Cary remembers the day a food writer from the Chicagoist website came in and tried their burgoo, a Kentucky dish he likens to Brunswick stew. “But we tried to gussy it up a little, and that just infuriated some people. We had this fancy plate where we poured the smoked tomato broth tableside, but otherwise it was just meat and vegetables on the plate. And the banter in the comments section on this website was 15 or 20 people talking about how furious they were that we'd have the gall to call this burgoo.

“But I respect that—later I went back and totally changed the dish,” he adds. “We call ourselves a Southern restaurant and strive to be as creative as we can, but we've got a lot of people from four or five hundred miles away who are pretty protective of their notion of what is burgoo. If you call it ‘pork and tomato stew,’ it sounds Southern, but if you call it ‘Kentucky burgoo,’ boy, it better be exactly like what your grandmother used to make after church on Sunday.”
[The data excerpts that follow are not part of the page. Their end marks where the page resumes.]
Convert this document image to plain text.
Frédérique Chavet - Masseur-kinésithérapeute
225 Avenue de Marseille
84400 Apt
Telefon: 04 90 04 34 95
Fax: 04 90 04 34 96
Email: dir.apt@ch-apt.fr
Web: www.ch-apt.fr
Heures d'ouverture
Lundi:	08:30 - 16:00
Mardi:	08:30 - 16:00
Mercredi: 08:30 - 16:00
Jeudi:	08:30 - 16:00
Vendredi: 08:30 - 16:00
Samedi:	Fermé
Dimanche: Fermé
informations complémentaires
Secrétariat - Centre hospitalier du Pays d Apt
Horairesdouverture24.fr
That hasn’t stopped Cary from experimenting with new ideas, though. Among the most successful: a food truck bringing Southern-style mac and cheese to people all over Chicago. “It was just crazy enough to be successful, and sure enough, it has been,” Cary says.

The one dish The Southern still hasn’t ventured into is barbecue. “That’s a totally separate thing. That’s an art,” he laughs. “And a lot of people still get upset that we don’t have it.”